Dentists, for all their usefulness, were barbers, usually self-taught and not terribly consistent across the board.
In 1850, the first school for dentistry was founded in Baltimore through a charter from the state of Maryland. Dentists couldn't secure funding from the University of Maryland in Baltimore to join its medical school.
Today, a professional and insurance schism persists when it comes to medicine and dentistry.
Medical insurance in America sprang from a need to make factories more productive. The Blue Cross Association in Texas promised blue-collar workers a total of 21 paid hospital days a year if they were injured. By the 1950s, insured rates grew from 10% nationally to 60%.
All the while, dentists were restricted to private practices. Patients had to pay out of pocket for dental procedures. In the 1940s, clothing stores were offering dental procedures at a discount to customers.

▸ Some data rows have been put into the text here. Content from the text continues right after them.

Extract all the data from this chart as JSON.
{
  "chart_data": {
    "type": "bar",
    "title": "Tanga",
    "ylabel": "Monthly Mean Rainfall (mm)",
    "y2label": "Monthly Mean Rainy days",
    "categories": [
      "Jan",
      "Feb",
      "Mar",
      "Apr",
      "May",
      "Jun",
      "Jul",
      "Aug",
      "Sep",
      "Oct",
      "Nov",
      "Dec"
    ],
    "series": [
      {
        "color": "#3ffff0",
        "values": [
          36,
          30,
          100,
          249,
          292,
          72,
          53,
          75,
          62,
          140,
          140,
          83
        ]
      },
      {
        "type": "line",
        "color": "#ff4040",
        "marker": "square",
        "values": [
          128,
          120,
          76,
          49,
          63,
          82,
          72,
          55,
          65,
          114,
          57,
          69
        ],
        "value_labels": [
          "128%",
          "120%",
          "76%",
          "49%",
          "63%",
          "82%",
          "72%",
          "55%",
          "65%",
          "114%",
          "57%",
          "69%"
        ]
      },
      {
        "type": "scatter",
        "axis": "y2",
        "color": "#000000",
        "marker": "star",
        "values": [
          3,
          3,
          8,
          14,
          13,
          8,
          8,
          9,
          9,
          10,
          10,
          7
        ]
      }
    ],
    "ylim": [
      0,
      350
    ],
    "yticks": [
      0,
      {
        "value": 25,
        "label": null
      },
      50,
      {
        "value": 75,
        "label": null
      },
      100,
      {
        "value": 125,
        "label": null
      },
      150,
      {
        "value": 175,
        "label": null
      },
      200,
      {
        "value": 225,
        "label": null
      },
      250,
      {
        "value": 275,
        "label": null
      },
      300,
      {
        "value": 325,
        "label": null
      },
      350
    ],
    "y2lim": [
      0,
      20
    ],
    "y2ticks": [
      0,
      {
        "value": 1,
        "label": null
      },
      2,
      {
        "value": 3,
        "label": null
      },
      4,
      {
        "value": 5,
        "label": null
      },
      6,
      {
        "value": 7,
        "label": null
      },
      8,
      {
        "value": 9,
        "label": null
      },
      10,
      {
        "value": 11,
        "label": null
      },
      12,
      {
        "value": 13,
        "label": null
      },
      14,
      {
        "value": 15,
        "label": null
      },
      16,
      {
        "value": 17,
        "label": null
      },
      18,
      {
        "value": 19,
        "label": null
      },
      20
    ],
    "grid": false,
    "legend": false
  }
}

That changed in 1954, when the International Longshoreman's and Warehouseman's union established the first dental insurance. But it was an ongoing fight for unions to keep dental plans covered at work.
The new plans were clearly needed. According to the CDC, in 1960, the average American over 65 only had seven of their original teeth.
But when Medicare was created in 1965, it also codified the divide, covering medical issues and leaving out dental. Most insurance companies followed suit.
Now, 77% of Americans have dental insurance but 90% get the coverage from their job, compared to the 91% of Americans with medical insurance and 49% who get medical insurance from their employer.
The Affordable Care Act provided some change. It mandated that a child’s health insurance include dental. But as we live longer, we're finding dental health is critical to overall wellness, especially as a Surgeon General report has found substantial links between oral health and everything from heart attacks to stroke and premature births.